Sous influence manifeste du cinéma expressionniste allemand et des films noirs américains, le film est tourné dans un noir et blanc très contrasté privilégiant les ombres portées, les zones sombres plongeant une partie des visages dans les ténèbres et les gros plans inquiétants accentués par l’usage de courtes focales. Le montage est stylisé, optant pour des changements d’axe parfois déstabilisants en cours d’action ou pour des ellipses inattendues permettant de faire courir un dialogue d’une scène à l’autre. Bref la mise en forme est soignée, soulignée par une bande originale oppressante de Louis Appelbaum (Les Forçats de la gloire, Le Guêpier). Lorsqu’intervient la première séquence hallucinatoire au bout d’une demi-heure, le film bascule littéralement dans une autre dimension. Après l’expressionnisme, Les Yeux de l’enfer plonge dans le surréalisme, un peu comme si Jean Cocteau fusionnait soudain avec Mario Bava.
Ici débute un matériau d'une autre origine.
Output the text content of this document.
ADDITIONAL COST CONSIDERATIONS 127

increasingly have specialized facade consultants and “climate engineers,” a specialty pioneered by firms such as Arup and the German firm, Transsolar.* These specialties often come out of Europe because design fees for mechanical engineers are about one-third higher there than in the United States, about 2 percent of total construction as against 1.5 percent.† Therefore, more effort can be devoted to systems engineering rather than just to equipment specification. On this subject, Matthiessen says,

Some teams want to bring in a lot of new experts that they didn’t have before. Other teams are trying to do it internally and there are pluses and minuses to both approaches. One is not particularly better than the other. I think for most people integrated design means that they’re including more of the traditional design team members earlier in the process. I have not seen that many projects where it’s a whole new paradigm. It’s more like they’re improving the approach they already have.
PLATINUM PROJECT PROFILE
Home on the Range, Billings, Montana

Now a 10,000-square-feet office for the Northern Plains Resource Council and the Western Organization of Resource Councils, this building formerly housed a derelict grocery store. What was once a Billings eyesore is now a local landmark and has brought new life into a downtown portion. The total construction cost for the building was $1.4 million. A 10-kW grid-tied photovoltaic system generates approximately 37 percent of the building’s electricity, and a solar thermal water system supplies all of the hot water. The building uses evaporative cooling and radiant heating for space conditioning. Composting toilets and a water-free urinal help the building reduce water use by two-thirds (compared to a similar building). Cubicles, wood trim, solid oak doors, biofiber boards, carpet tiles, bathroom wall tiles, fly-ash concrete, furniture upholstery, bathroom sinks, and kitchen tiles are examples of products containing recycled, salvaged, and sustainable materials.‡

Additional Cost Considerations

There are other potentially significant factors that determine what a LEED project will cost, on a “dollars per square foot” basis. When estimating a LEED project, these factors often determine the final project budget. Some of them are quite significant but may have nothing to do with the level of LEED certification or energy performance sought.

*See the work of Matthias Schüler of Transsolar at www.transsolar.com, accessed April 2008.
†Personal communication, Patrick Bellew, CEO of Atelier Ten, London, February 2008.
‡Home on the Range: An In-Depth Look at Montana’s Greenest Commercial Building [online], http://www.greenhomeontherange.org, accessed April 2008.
Dans des décors abstraits, brumeux et incandescents, d’étranges rituels se déroulent sous nos yeux hébétés. Des silhouettes encapuchonnées, des phénomènes surnaturels, des visages défigurés, des morts-vivants, des mains privées de corps, des yeux flottants, des serpents menaçants s’enchaînent en une infernale sarabande qui convoque l’imagerie des enfers mythologiques, notamment lorsqu’un cercueil conduit par un nocher macabre traverse ce qui ressemble au Styx. Quant au fameux masque, il est omniprésent, atteignant parfois des proportions titanesques et crachant des gerbes de feu. Ces séquences démentielles ponctuent dès lors régulièrement le métrage et provoquent un fascinant phénomènes d’identification, dans la mesure où les spectateurs sont comme le protagoniste du film : ils veulent mettre le masque et se plonger chaque fois que possible dans ces visions fantasmagoriques. L’addiction de Barnes devient la nôtre, le relief accentuant bien sûr ce sentiment d’immersion. Ayant acquis au fil des ans un statut d’œuvre culte, Les Yeux de l’enfer a bénéficié en 2015 d’une très belle remasterisation orchestrée par la 3-D Film Archive et Technicolor Toronto.